大学進学の為に仙台で独り暮らしを始めた主人公。
アパートの隣人の河崎に「本屋を襲わないか?」と誘われる。
裏口に立ち、ボブ・ディランの歌を口ずさみながら
時折ドアを蹴るだけでいい、と河崎は言う。
その目的とは…!?
物語は、2つ視点から語られる。
大学生であり河崎に本屋襲撃に誘われた、主人公の「現在」と
河崎の元恋人でありブータン人ドルジと
同棲している琴美の現在から「2年前」の視点。
中盤から、このカットバックが効果を発揮。
登場人物のなかで「2年前」には出てくるのに
「現在」には出てこない人物の行方が気になってくる。
「2年前」のセリフが「現在」でも、違う人物から出される。
ちょっと異なった意味を持って。
終盤、こういう演出を叙述トリックというのか分からないが
東野圭吾「仮面山荘殺人事件」のような
俺の大好きなタイプの驚きが。
一度ページをめくるのを止め
チェックするために読み直したり、
嬉しい面倒臭さがある。
麗子さんという美人女性が主人公に言う。
「これは3人の物語だ。

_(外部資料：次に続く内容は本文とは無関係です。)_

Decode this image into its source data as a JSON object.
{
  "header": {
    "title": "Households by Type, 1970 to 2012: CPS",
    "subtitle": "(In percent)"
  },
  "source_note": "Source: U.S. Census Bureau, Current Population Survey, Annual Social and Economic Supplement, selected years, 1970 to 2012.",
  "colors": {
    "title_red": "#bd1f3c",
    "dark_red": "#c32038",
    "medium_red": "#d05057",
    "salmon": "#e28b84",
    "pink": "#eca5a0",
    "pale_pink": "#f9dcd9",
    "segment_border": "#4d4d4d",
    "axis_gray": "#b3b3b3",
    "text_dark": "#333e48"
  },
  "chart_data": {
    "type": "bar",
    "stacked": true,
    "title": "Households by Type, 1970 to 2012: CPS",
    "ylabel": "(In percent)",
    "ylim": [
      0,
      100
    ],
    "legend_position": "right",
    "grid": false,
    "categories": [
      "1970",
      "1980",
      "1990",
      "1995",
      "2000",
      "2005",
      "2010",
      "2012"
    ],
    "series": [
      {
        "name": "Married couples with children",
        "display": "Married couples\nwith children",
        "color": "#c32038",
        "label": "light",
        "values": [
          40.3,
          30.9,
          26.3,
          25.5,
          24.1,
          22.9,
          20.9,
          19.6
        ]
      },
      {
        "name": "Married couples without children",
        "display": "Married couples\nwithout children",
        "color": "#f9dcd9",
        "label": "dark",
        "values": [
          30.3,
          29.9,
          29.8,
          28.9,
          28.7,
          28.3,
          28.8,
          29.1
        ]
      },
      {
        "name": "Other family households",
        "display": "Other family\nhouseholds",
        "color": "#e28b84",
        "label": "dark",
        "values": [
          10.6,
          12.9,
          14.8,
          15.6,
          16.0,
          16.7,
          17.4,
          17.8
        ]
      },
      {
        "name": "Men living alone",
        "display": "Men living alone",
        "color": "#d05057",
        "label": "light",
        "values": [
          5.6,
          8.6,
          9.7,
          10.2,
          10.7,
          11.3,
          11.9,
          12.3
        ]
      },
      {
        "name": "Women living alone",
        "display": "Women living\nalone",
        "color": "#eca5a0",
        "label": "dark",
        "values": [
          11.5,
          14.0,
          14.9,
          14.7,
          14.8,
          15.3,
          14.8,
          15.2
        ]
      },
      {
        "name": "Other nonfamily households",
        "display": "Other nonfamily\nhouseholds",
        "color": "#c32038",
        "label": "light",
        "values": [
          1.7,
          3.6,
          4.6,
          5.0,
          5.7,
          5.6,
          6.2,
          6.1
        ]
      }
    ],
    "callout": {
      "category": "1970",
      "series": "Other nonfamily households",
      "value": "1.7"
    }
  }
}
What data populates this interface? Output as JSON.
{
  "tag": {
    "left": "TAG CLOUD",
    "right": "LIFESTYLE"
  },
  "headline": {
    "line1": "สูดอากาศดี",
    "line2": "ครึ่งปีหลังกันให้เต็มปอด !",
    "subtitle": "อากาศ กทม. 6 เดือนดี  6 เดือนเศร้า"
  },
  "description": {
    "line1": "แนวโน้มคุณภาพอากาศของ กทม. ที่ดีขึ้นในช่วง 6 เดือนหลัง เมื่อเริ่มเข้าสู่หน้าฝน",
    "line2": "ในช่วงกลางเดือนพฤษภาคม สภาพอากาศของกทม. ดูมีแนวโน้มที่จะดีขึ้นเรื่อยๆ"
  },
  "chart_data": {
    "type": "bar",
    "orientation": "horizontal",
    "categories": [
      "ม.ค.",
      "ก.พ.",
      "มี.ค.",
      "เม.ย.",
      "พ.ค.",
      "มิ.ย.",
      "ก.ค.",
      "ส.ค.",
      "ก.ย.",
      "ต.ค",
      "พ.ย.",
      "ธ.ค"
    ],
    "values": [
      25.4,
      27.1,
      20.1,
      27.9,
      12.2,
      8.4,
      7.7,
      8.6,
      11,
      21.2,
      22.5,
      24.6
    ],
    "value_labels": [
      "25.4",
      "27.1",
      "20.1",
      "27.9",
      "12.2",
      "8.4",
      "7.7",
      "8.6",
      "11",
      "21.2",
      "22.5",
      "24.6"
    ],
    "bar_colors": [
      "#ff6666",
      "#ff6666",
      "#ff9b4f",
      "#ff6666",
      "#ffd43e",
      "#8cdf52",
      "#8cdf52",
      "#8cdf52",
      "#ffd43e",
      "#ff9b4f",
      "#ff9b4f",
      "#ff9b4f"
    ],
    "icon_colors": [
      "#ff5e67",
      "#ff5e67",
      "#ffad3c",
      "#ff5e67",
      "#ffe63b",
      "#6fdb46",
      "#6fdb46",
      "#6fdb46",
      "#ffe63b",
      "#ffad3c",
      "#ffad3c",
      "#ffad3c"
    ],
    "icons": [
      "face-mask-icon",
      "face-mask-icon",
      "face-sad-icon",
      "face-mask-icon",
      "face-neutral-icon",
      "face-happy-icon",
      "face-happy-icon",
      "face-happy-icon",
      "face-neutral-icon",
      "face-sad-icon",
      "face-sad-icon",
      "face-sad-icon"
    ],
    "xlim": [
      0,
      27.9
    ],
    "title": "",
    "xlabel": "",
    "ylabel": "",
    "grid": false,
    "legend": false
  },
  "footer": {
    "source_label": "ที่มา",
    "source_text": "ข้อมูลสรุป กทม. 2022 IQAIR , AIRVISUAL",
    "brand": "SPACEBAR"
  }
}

君は終盤に巻き込まれただけ」
「君は悪くない」
人間は誰でも、自分の今いる場所・時間が
世界の中心であり、自分が主人公だと思っているが
他人にはそれぞれ人生の物語があり、
その中では自分は脇役に過ぎないのだ。
考えたら分かることだけど
それを小説として読まされると驚きと感動が。
主人公が「脇役」側ってことに新鮮さが。